The exhibition, which has already been presented in Madrid and will later travel to Seville and Valencia, brings together classics such as Man Ray, Lászlo Moholy-Nagy, Brancusi, Brassaï and William Klein together with contemporary artists, such as the Icelander Olafur Eliasson, who equipped with light bulbs de leed breakdances in a dark room while a camera captures her movements. Or the Englishman Steven Pippin, who walked naked through a laundry and his movements were captured by a lens placed in the tub of a washing machine that instead of detergent was loaded with developing products.

And the French-American Jeff Guess devised a large installation seven meters in diameter, which here occupies the center of the exhibition, whose images were taken with the negative inside his mouth, like a camera obscura, capturing the different objects household that he was taking with his hand. (One of Guess's most famous photographs is the official portrait of his own wedding in 1993: instead of going to a professional photographer's studio, he and his new wife, dressed in wedding attire, got into a car and deliberately drove on a highway speeding so that a speed camera would take care of their bridal portrait).

The photographs of the Pompidou, which has one of the most important collections in the world and to which a photograph by Emili Godes from the MNAC has been added here, do not follow a chronological narrative but are distributed around six thematic areas (Light, Movement, Alterations , Recreating Worlds , Vision to the Test and Anatomies ) in which the artists establish rich dialogues without rules, where creation arises in many cases from errors, coincidences, deconstructions or drifts, always so welcome.
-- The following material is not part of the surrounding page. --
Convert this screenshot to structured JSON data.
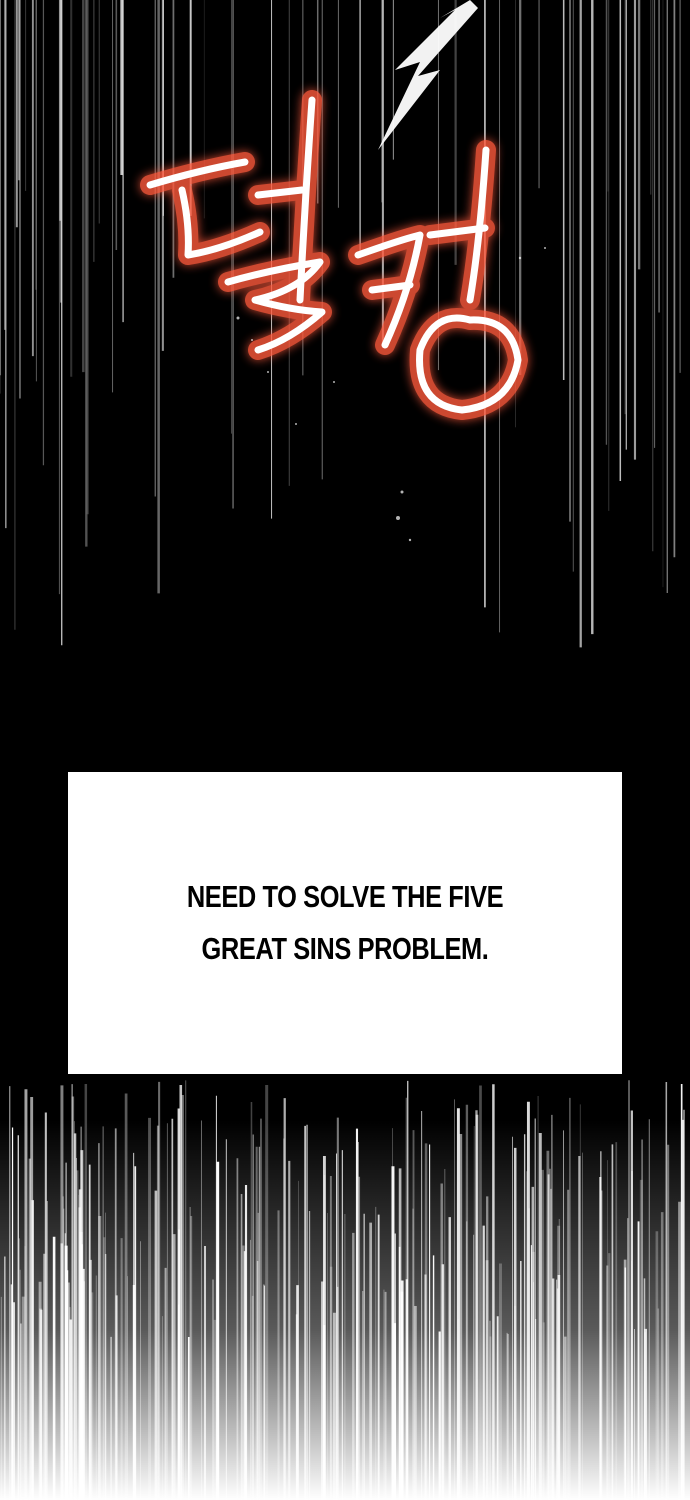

Man Ray himself explained having discovered the photogram procedure (a photograph obtained by interposing the object between the sensitive paper and the light source) one day when he accidentally turned on the light in the workshop. From there arises a new way of understanding photography that until today has not stopped extending its limits.

“Photography is an incomprehensible medium from its origins,” reflects Jones. “In the 19th century, people were terrified when they saw those very real images and in the 20th century progress has been made until reaching its current democratization. I am not afraid of the revolution and the development that the arrival of AI is going to mean. What would scare me is things not moving. That is scary."